I could feel that man yearning to take hold of my hand or rub my back or something; impressed me that I could feel his feels that much. But it scared me that the women might be feeling his feelings, too. Cause we were dealing with some highly intuitive sistas...
And Renee, the cousin who'd inspired that phone tree trick, said, "I know you need to let that other little place go, but Mama Sadie's house is one o' those big ones they built back in the day. So heatin' and coolin' and all them regular electric and water bills and whatnot—it's got plumbin' problems and Lord knows what all else, too. You gon' need more than two or three days at Ahn's to pay for all that."
"She left me money from the sale o' the diner. And I'll get some kind of severance, if--"
"No, you won't," Jennie grunted. "Fact, you won't even get no kind of unemployment if you just walk away."
"I was about to say that, Jennie."
"If you...declined the summer job, do you think they'd finally admit whether you were really going to have a job this fall or not?" AJ asked.
There was a little ripple of something or other as the women caught on to the fact that he knew about the summer job since he's arrived after my little introductory speech where I'd filled them in about all that. But of course, if I'd been talking to his family it wasn't too weird...
And Velma said, "That's a good idea right there! Make 'em put up or shut up."
"Their kind don't like us backin' 'em into corners," Jennie said. I wondered if he knew what she meant by "their kind," but I let it slide...
And Bennie tossed a hand and said, "Well, if you need some extra hands for that Food Fest thing, you can have these two here."
I almost cried when the other ladies all chimed in with her on that part.
But then Bennie winked at AJ and said, "So we can steal that chicken recipe!"
Which got a hearty laugh.
So, I just sat back and said, "So I should just see what happens at the festival first?
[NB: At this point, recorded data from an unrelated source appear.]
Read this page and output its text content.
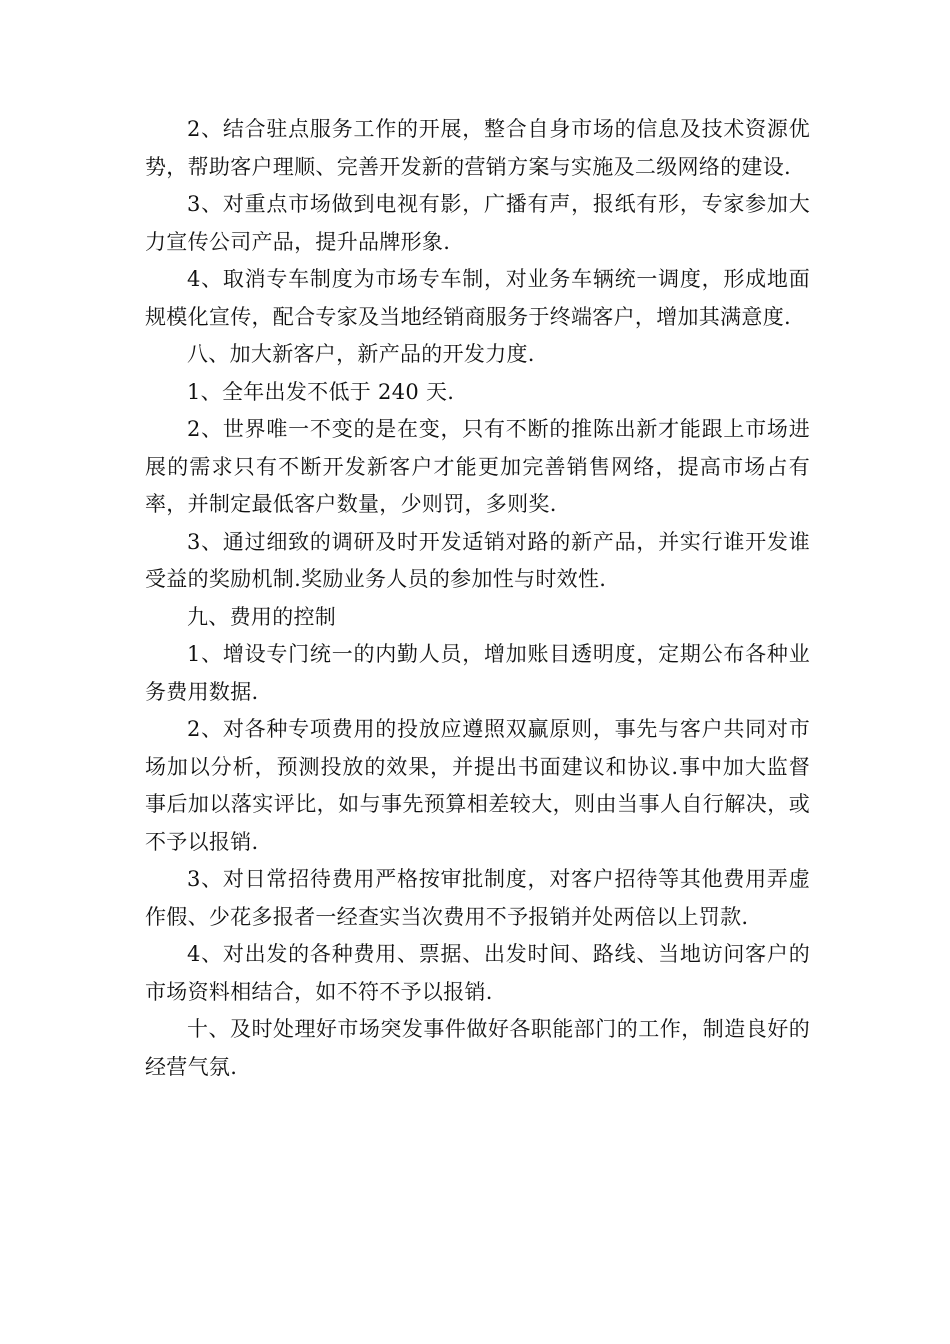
2、结合驻点服务工作的开展，整合自身市场的信息及技术资源优势，帮助客户理顺、完善开发新的营销方案与实施及二级网络的建设.

3、对重点市场做到电视有影，广播有声，报纸有形，专家参加大力宣传公司产品，提升品牌形象.

4、取消专车制度为市场专车制，对业务车辆统一调度，形成地面规模化宣传，配合专家及当地经销商服务于终端客户，增加其满意度.

八、加大新客户，新产品的开发力度.

1、全年出发不低于 240 天.

2、世界唯一不变的是在变，只有不断的推陈出新才能跟上市场进展的需求只有不断开发新客户才能更加完善销售网络，提高市场占有率，并制定最低客户数量，少则罚，多则奖.

3、通过细致的调研及时开发适销对路的新产品，并实行谁开发谁受益的奖励机制.奖励业务人员的参加性与时效性.

九、费用的控制

1、增设专门统一的内勤人员，增加账目透明度，定期公布各种业务费用数据.

2、对各种专项费用的投放应遵照双赢原则，事先与客户共同对市场加以分析，预测投放的效果，并提出书面建议和协议.事中加大监督事后加以落实评比，如与事先预算相差较大，则由当事人自行解决，或不予以报销.

3、对日常招待费用严格按审批制度，对客户招待等其他费用弄虚作假、少花多报者一经查实当次费用不予报销并处两倍以上罚款.

4、对出发的各种费用、票据、出发时间、路线、当地访问客户的市场资料相结合，如不符不予以报销.

十、及时处理好市场突发事件做好各职能部门的工作，制造良好的经营气氛.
Before I decide whether to let Wally step in?"
"You should let Wally get you out there just for this summer, like, on the weekends," Velma said. "So you don't outright quit and wind up empty-handed."
But Aunt Bessie "tsk'd" and said, "She got a big old family she can lean on. We can't let 'em be mistreatin' her like that. She can have what little I leave, if it comes to that. I'm livin' on borrowed time, me.
I reached over to take her hand. "Don't talk like that, okay, Bessie?"
"Well, my husband and children went on ahead without me," she said. "I got to leave it to somebody. And I don't wanna leave this world worryin' about them people doin' you like that."
AJ smiled and said, "Could I be adopted into this family some kind of way or what?"
And Bessie crowed, "Oooo, I could have me a good lookin' boy—one can cook, too!"
Boy, you could hear those ladies laughing all the way into Whitman, probably, behind that remark.
And then AJ smiled real big and said, "Did some cooking today, in fact—something I think her customers might like. Hang on!"
And the man went out to the car and came back with a cooler and held it out to me. And I opened it...and gaped as I pulled up this crazy looking "something or other on a stick."
"Gamja dogs," he said. "Corn dogs with—"
"French fries on the outside? Dang," Bennie said, snatching that thing out of my hand.
And when she bit into that thing her eyes got almost as big as the dog. "Daaaaaamn, son! This is some serious shit right here—y'all taste this!"
All I got was the last little half-sized one at the bottom of the pile after those crazy bitches came rushing at me.
But one bite told me that man had hit the jackpot again.